Alfie, Britain’s youngest-ever dad

By Raphael G Satter
Courtesy: The Associated Press

(February 20, London, Sri Lanka Guardian) A 13-year-old boy pictured in a British tabloid cradling an infant is reportedly one of the country's youngest fathers ever. Baby-faced and only four feet tall, the boy, Alfie, barely looks 10 and was just 12 when he impregnated Chantelle, now 15, the Sun reported Friday.

Shown in a video posted Friday on the tabloid's website, the diminutive Alfie takes the newborn girl in his arms. Asked what he would do to support the child financially, Alfie replies in a small, high-pitched voice: "What's financially?"

The girl was taking birth control pills but missed one, the newspaper reported. Friends and relatives left the family home near Eastbourne, about 110 kilometres southeast of London on Friday without speaking to reporters gathered outside. The teenagers could not immediately be contacted.

The Sun did not say whether any tests were conducted to prove the boy's paternity. The paper did not offer any immediate comment when asked whether it had paid the family for the story. Police and child services in Eastbourne, in southeast England, said in a statement that they were "aware of a 14-year-old girl that had become pregnant as the result of a relationship with a 12-year-old boy," adding that they were offering support to both young people.

Alfie's front page picture has sparked renewed debate about teen pregnancy in Britain.
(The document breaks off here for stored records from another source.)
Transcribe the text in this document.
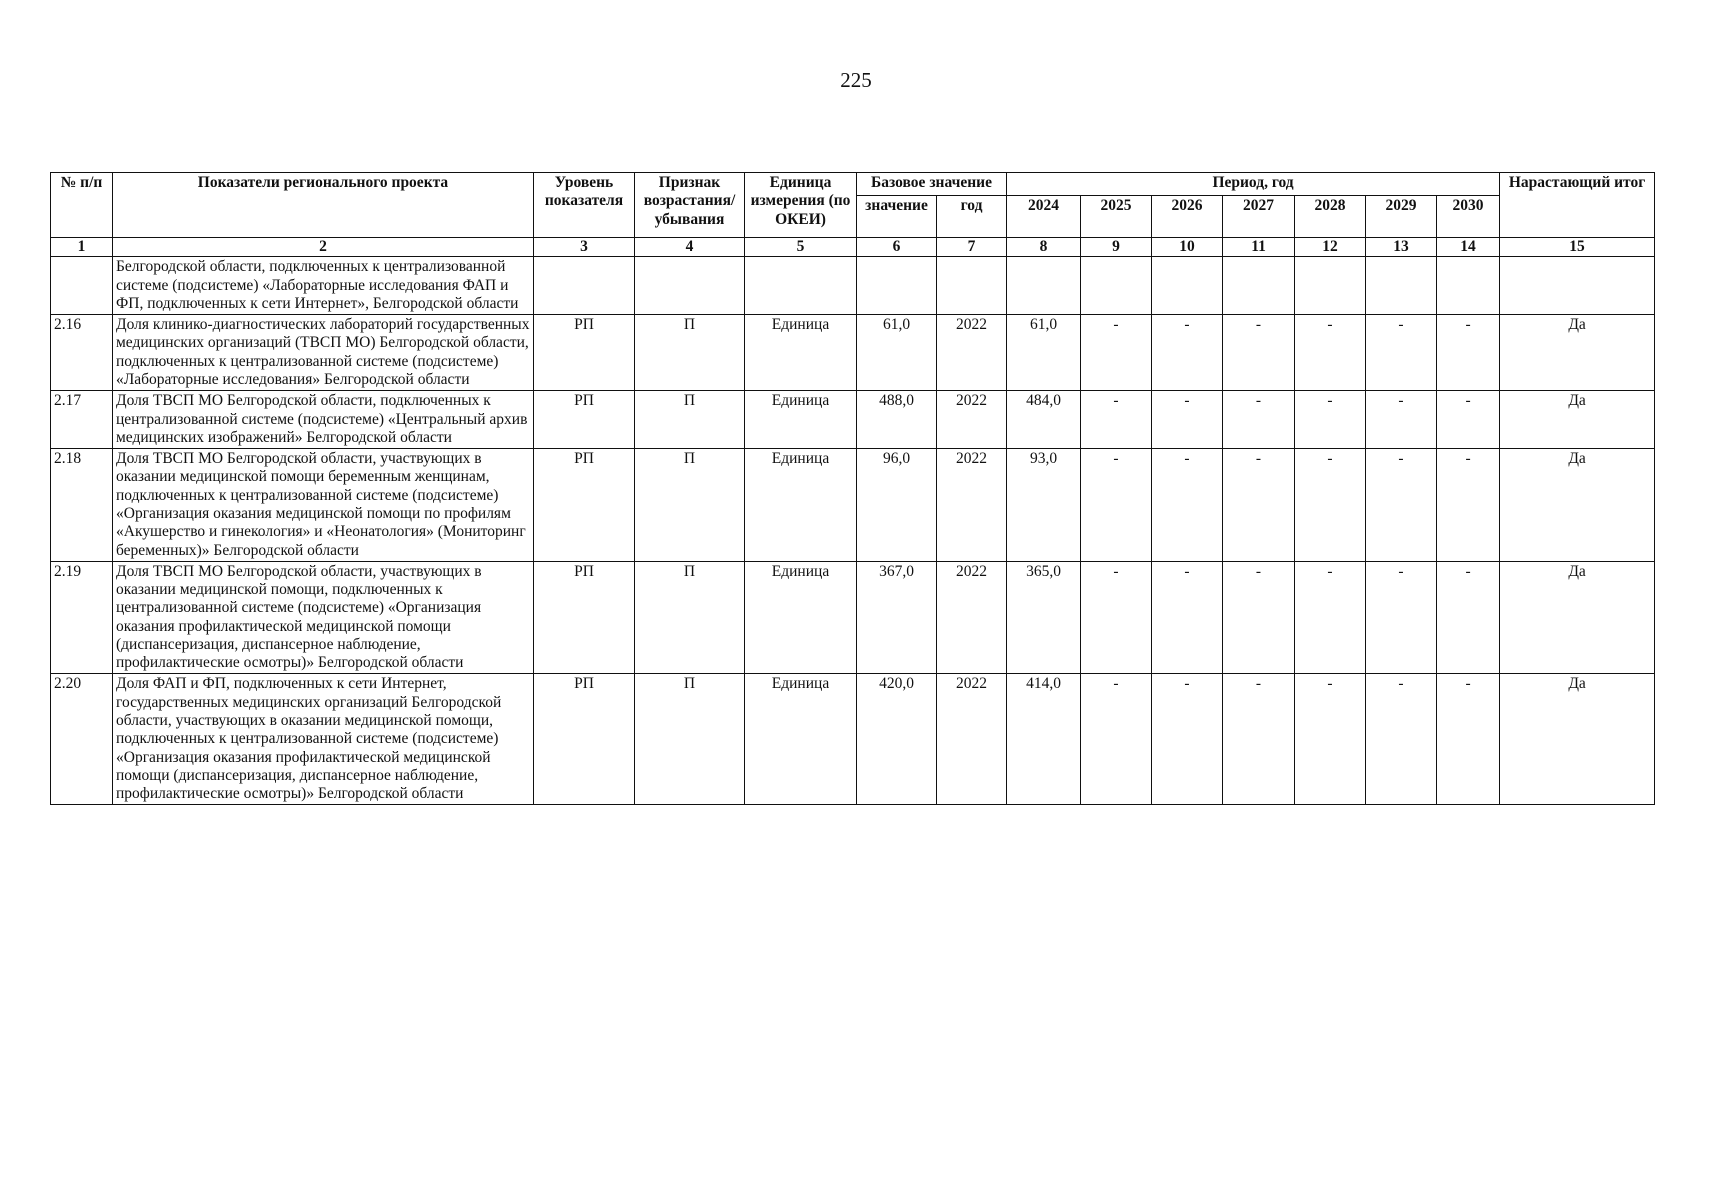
225
№ п/п	Показатели регионального проекта	Уровень показателя	Признак возрастания/ убывания	Единица измерения (по ОКЕИ)	Базовое значение		Период, год							Нарастающий итог
					значение	год	2024	2025	2026	2027	2028	2029	2030	
1	2	3	4	5	6	7	8	9	10	11	12	13	14	15
	Белгородской области, подключенных к централизованной системе (подсистеме) «Лабораторные исследования ФАП и ФП, подключенных к сети Интернет», Белгородской области													
2.16	Доля клинико-диагностических лабораторий государственных медицинских организаций (ТВСП МО) Белгородской области, подключенных к централизованной системе (подсистеме) «Лабораторные исследования» Белгородской области	РП	П	Единица	61,0	2022	61,0	-	-	-	-	-	-	Да
2.17	Доля ТВСП МО Белгородской области, подключенных к централизованной системе (подсистеме) «Центральный архив медицинских изображений» Белгородской области	РП	П	Единица	488,0	2022	484,0	-	-	-	-	-	-	Да
2.18	Доля ТВСП МО Белгородской области, участвующих в оказании медицинской помощи беременным женщинам, подключенных к централизованной системе (подсистеме) «Организация оказания медицинской помощи по профилям «Акушерство и гинекология» и «Неонатология» (Мониторинг беременных)» Белгородской области	РП	П	Единица	96,0	2022	93,0	-	-	-	-	-	-	Да
2.19	Доля ТВСП МО Белгородской области, участвующих в оказании медицинской помощи, подключенных к централизованной системе (подсистеме) «Организация оказания профилактической медицинской помощи (диспансеризация, диспансерное наблюдение, профилактические осмотры)» Белгородской области	РП	П	Единица	367,0	2022	365,0	-	-	-	-	-	-	Да
2.20	Доля ФАП и ФП, подключенных к сети Интернет, государственных медицинских организаций Белгородской области, участвующих в оказании медицинской помощи, подключенных к централизованной системе (подсистеме) «Организация оказания профилактической медицинской помощи (диспансеризация, диспансерное наблюдение, профилактические осмотры)» Белгородской области	РП	П	Единица	420,0	2022	414,0	-	-	-	-	-	-	Да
The country has one of the highest teen pregnancy rates in Europe, and government figures show that about 39,000 girls under age 18 became pregnant in 2006. More than 7,000 of those girls were younger than 16.

"I don't know the individual details of the case, but of course I think all of us would want to avoid teenage pregnancies," Prime Minister Gordon Brown said Friday. Britain had 27 births per 1,000 women aged 15 to 19 between 2000 and 2005, according to a report published by Population Action International. Comparable figures are 10 per 1,000 for Spain, eight per 1,000 for France and five in 1,000 for the Netherlands.

Britain's teen pregnancy rate, however, is still far below that of the United States, which registers 44 births per 1,000 women aged 15-19 and are more line with English-speaking countries such as Australia and New Zealand, which respectively have 17 and 27 births per 1,000 women between 15 and 19, according to the report. In Canada, the rate was 32 per 1,000 women between 15 and 19 in 2003, but that had dropped to 11 per 1,000 by 2005.

Britain's reputation as Europe's teen pregnancy capital has been an embarrassment to politicians. In 1999, then-prime minister Tony Blair described Britain's record on pregnancies as shameful and vowed to turn it around. "Put simply, you are still a child when you are 14 and, in a civilized society, children should not be having children," he said at the time.

The government has since poured millions of dollars into advertising and educational campaigns. Brook, a U.K. group that provides sexual health advice to people under 25, says teen pregnancies have fallen by about 12 per cent since 1998, but that more had to be done.

"It can be easy to concentrate on young women but young men need as much support and information," Brook's chief executive, Simon Blake, said. In a move last year to tackle the high teen pregnancy rate, British education officials announced they would start introducing sex education earlier in English schools. Beginning next year, children in grades as low as kindergarten will be given basic sex education.

Tony Kerridge, of the sexual health group Marie Stopes International, praised the move, but local legislator Nigel Waterson said the pregnancy raised "huge questions" about whether British children were being educated about sex - at the expense of learning about healthy relationships.

Chantelle and Alfie have reportedly pledged to raise the child as best they can. "We know we made a mistake but I wouldn't change it now," Chantelle was quoted by the Sun as saying. Alfie's father, Dennis - who reportedly has nine children - said his son told him it was the first time he had sex. He was reportedly allowed to sleep over at the girl's house.

"It hasn't really dawned on him," Patten, 45, was quoted as saying in the paper. "I will talk to him again and it will be the birds and bees talk," he said. "Some may say it's too late but he needs to understand so there is not another baby." Britain's youngest-known father was said to be a 12-year-old boy in a suburb north of London who impregnated a young neighbour in 1998.